Para os fãs japoneses, o súbito holofote global e manifestação de apreciação foram recebidos com uma mistura de orgulho, diversão e constrangimento.

Muitos brilharam nas representações positivas da cultura do país. Alguns estão confusos sobre o motivo do alarido.
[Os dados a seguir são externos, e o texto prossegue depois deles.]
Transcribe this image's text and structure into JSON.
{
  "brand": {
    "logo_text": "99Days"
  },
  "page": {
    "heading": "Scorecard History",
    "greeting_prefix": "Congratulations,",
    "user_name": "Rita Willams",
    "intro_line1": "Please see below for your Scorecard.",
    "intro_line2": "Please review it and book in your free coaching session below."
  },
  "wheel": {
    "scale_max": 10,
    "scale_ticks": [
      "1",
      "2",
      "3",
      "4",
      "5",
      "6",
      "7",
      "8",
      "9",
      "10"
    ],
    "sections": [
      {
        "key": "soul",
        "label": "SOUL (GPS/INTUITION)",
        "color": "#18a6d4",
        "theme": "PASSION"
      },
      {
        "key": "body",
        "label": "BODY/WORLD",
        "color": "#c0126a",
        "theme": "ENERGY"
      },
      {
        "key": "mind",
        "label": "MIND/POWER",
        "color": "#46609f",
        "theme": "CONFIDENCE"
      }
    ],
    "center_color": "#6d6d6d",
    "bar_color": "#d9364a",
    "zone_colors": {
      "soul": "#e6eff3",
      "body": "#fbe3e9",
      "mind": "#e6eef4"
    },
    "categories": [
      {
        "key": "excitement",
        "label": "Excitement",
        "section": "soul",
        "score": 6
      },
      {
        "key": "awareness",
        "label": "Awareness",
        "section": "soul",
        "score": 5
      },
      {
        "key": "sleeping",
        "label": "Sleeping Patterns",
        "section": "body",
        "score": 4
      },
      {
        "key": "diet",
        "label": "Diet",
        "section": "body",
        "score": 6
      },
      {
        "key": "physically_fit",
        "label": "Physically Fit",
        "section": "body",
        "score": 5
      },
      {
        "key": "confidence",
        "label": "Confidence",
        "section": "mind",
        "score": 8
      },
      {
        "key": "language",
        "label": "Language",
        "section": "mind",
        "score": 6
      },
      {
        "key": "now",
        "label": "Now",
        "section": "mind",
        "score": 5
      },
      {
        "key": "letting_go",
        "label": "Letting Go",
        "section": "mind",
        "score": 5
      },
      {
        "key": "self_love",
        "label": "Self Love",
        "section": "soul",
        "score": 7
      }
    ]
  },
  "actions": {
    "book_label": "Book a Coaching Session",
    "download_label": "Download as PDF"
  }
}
E outros sentiram dores de desconforto, imaginando se este era mais um caso em que um comportamento específico estava sendo considerado representativo de toda a população do Japão.

Vários torcedores no estádio no domingo, por exemplo, tentaram esclarecer uma coisa que pode ter sido confusa em todas as postagens virais bajuladoras e na cobertura da imprensa: enquanto a maioria dos japoneses tem o cuidado de jogar fora seu próprio lixo, apenas um pequeno grupo de torcedores nesta Copa do Mundo tem andado catando o lixo dos outros.

A Associação Japonesa de Futebol distribuiu no domingo centenas de sacolas plásticas azuis com a frase “Obrigado” escrita em inglês, japonês e árabe, mas apenas algumas dezenas de torcedores – dos milhares presentes – se juntaram ao esforço mais amplo.

“Na verdade, fomos convidados a limpar, mas não queríamos”, disse Nagisa Amano, 23 anos, uma torcedora de Yokohama. “Só queríamos curtir o estádio. Temos o direito de fazer isso, eu acho.

Amano disse ter ouvido falar de casos no Japão em que trabalhadores de estádios foram forçados a reabrir sacos de lixo embalados por torcedores excessivamente zelosos para separar os materiais para reciclagem. Ela se perguntou se os torcedores japoneses no Catar poderiam interferir inadvertidamente em esforços semelhantes.

Ela disse que a comoção sobre a limpeza conspícua dos fãs provavelmente foi boa para a imagem do Japão no exterior, mas se perguntou se suas motivações eram totalmente puras.

“Ouvi dizer que algumas pessoas estão se juntando a esse grupo para limpar apenas para aproveitar os holofotes”, disse ela.

Em um tuíte amplamente divulgado após o jogo contra a Alemanha, Yoichi Masuzoe, ex-governador de Tóquio, sugeriu que os viajantes japoneses precisam conhecer melhor a cultura e os costumes locais e respeitar o fato de já haver pessoas contratadas para limpar os estádios.

“A civilização japonesa não é o único mundo”, escreveu Masuzoe.

A limpeza, porém, parece ser apreciada no Catar. Após a vitória do Japão sobre a Alemanha, um funcionário do estádio conduziu um grupo de trabalhadores e voluntários até os torcedores para arrumar as arquibancadas e agradeceu-lhes através de um megafone.

No domingo, Jaziba Zaghloul, 18, uma voluntária de Beirute, Líbano, estava atravessando uma fila de assentos segurando seu próprio saco de lixo azul.

“Não é meu trabalho, mas sinto uma responsabilidade”, disse Zaghloul, que notou que torcedores do Marrocos e da Arábia Saudita seguiram o exemplo dos torcedores japoneses e se limparam após os jogos. “Existe um senso de comunidade quando você vê as pessoas se importando. É um efeito bola de neve.”

Hikari Hida contribuiu com reportagem.